V. Seeing God in others. When we say that God is omnipresent, that means that God is everywhere. He is in everything that exists.  As Paul said “For since the creation of the world His invisible attributes are clearly seen, being understood by the things that are made, even His eternal power and Godhead….”  God is especially visible in people. That is what it means to say that humans are created in the image of God.  Even people who do not believe in God are made in the image of God. To be made in the image of God means that when we look at people we see God. That is the practical experiential meaning of this doctrine. Theologians theologize about what the image of God in human beings is. Is it the soul? Is it the reason? Is it creativity? Is it this or that? That approach misses the point. The point of the doctrine is to point us to seeing God in humans.

God should especially be seen in Christians, since we profess to know and serve God. As Christians we acknowledge Jesus as the Christ, as the Son of God, and we experience God as Holy Spirit dwelling within us. We experience God inside and outside and in others, especially in those who share our experience of Christ and the Holy Spirit.  We experience God the Creator in everyone created in the image of God, and we experience Christ in those who profess Christ and are part of the Body of Christ.

And when we truly see God in others, the normal Christian response is to love them as we love God. The apostle John writes: “No one has seen God at any time. If we love one another, God abides in us, and His love has been perfected in us. By this we know that we abide in Him, and He in us, because He has given us of His Spirit.” He goes on to say in that same passage: “If someone says, “I love God,” and hates his brother, he is a liar; for he who does not love his brother whom he has seen, how can he love God whom he has not seen? And this commandment we have from Him: that he who loves God must love his brother also.”

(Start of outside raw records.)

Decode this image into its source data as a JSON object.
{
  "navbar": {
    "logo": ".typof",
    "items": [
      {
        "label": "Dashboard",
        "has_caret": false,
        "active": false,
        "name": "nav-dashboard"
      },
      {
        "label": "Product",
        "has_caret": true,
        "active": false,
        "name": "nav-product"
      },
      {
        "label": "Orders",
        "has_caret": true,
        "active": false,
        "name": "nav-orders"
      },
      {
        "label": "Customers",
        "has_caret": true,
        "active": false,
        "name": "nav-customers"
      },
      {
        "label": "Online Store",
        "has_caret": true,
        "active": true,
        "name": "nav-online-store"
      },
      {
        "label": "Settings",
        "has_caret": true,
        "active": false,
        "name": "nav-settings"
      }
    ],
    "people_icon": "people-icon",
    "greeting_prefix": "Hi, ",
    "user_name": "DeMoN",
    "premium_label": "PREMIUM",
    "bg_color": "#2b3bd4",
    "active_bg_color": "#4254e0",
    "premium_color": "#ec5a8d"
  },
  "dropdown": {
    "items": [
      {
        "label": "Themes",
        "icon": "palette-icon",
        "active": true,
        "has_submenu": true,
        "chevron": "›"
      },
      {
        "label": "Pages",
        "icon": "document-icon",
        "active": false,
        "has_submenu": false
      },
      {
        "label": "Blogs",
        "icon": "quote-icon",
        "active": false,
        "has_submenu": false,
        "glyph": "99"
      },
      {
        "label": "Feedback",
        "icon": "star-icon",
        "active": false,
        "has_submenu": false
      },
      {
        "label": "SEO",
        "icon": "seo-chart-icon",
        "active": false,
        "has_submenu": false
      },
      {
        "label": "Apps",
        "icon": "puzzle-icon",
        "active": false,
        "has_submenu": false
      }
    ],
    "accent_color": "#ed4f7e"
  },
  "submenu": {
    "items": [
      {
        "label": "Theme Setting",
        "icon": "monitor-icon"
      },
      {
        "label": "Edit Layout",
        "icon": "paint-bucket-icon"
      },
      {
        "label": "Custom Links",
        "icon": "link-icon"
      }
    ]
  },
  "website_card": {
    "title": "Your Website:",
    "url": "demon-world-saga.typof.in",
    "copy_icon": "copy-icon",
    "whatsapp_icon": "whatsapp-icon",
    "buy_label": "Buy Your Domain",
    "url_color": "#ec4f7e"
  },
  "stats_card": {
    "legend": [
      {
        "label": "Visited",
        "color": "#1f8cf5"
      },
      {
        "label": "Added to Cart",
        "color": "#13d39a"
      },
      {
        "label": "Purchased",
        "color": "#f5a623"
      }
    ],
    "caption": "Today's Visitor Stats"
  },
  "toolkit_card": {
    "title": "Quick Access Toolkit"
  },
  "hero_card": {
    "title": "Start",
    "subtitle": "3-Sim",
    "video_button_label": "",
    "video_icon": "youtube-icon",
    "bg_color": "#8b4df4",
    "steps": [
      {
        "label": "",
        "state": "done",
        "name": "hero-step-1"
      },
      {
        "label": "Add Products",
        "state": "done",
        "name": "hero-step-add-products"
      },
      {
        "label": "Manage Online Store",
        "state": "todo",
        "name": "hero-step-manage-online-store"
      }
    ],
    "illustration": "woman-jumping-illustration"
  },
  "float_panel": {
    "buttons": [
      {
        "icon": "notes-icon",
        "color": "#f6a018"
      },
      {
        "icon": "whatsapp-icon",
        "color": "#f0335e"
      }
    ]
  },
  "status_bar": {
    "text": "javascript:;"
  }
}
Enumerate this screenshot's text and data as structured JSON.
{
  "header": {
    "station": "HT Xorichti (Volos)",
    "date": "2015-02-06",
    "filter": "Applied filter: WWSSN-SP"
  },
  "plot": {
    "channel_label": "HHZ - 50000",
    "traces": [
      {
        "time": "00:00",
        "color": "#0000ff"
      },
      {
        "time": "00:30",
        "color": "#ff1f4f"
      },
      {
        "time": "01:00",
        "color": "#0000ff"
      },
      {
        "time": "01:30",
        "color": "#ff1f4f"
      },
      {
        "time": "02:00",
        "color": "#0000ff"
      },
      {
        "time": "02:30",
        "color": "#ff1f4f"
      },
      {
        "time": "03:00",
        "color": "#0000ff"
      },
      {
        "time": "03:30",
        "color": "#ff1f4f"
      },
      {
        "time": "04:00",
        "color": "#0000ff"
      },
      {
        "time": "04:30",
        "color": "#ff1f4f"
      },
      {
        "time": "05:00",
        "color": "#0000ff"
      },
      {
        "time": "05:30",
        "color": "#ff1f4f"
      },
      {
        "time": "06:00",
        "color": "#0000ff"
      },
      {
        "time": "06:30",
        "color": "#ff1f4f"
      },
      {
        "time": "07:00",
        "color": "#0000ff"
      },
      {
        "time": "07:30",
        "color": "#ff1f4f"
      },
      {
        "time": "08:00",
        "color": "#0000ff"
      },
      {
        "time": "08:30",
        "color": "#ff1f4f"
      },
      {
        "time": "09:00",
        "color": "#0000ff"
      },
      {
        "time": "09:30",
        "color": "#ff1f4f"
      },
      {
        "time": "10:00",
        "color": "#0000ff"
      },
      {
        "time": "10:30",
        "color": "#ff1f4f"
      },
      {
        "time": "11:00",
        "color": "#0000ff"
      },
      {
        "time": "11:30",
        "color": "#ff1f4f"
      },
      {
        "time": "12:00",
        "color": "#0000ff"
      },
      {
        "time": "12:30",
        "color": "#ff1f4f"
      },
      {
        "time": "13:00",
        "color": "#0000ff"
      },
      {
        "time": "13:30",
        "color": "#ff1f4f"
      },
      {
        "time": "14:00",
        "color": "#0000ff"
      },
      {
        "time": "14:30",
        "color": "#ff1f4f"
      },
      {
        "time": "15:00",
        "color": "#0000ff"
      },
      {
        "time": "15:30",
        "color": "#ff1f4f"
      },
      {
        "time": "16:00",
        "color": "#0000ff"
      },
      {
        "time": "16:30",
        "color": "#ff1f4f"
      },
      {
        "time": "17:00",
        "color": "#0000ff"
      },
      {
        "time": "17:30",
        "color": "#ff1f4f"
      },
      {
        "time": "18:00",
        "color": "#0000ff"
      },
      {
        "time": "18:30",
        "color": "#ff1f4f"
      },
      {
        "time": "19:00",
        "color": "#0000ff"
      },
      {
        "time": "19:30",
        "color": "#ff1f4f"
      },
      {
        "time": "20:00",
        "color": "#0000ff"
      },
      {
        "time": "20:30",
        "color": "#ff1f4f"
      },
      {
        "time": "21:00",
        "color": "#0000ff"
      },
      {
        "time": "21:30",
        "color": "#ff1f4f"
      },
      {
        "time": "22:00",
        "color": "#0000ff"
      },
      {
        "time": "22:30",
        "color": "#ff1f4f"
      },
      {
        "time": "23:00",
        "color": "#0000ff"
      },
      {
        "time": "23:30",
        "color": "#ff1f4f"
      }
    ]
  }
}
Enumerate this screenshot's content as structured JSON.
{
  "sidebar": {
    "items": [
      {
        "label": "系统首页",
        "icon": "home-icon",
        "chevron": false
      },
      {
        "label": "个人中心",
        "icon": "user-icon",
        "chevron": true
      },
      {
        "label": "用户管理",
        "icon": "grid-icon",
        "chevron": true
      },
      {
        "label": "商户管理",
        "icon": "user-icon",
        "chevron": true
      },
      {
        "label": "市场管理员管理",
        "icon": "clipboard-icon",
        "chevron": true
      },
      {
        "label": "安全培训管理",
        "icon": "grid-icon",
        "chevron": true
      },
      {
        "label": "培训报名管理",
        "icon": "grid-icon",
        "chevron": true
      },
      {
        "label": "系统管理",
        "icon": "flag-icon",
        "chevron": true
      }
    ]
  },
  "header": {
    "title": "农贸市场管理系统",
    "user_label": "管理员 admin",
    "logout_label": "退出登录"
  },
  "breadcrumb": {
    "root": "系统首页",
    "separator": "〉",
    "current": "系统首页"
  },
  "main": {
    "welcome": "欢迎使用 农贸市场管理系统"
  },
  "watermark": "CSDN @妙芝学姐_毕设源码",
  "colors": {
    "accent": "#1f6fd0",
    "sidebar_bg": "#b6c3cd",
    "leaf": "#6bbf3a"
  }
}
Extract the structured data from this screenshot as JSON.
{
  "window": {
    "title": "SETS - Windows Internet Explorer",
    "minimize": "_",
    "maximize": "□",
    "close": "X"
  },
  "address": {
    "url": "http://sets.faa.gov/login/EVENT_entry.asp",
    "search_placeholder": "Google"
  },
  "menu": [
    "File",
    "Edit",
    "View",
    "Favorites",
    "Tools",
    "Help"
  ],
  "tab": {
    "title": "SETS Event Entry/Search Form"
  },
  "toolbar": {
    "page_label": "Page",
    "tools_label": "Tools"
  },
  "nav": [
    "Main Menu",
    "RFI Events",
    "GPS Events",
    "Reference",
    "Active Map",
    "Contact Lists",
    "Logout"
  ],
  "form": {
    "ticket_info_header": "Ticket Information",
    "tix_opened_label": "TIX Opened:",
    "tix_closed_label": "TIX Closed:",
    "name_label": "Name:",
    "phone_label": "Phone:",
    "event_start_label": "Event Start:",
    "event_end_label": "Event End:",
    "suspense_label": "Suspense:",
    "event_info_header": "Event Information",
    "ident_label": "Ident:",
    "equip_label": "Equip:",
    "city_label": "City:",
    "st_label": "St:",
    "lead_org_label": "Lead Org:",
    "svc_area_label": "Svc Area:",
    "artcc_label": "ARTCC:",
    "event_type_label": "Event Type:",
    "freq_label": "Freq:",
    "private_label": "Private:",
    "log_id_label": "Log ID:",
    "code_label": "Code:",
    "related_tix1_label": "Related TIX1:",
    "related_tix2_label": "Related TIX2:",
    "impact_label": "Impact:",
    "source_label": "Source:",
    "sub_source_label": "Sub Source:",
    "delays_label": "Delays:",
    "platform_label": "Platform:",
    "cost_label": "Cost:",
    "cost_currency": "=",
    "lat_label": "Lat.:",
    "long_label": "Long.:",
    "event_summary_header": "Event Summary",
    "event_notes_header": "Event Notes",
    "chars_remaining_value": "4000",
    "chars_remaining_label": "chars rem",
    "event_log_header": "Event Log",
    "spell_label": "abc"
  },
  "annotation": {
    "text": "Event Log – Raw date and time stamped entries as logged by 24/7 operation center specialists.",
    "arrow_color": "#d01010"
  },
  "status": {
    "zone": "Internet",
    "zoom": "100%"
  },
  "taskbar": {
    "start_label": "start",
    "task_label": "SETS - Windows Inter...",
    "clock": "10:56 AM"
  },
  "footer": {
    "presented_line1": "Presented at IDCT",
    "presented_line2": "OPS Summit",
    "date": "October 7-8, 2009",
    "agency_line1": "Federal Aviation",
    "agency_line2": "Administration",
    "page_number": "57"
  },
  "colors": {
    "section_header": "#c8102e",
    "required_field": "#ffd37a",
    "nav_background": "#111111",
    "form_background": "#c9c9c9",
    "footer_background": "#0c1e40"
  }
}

We see God in our Christian brothers and sisters. That is what it means to be church. And we see God in everyone; that is what it means to be a Christian in the world. Teresa of Calcutta said, “I see God in every human being. When I wash the leper's wounds I feel I am nursing the Lord himself. Is it not a beautiful experience?" Jesus said, “As you have done it for the least of these my brothers, you have done it for me.” God is present. Just look around and you will see God. Drop the doubt and believe. If you don’t see God, ask God why. In prayer ask Christ what Philip asked, “Show me God.” And Christ will show you God.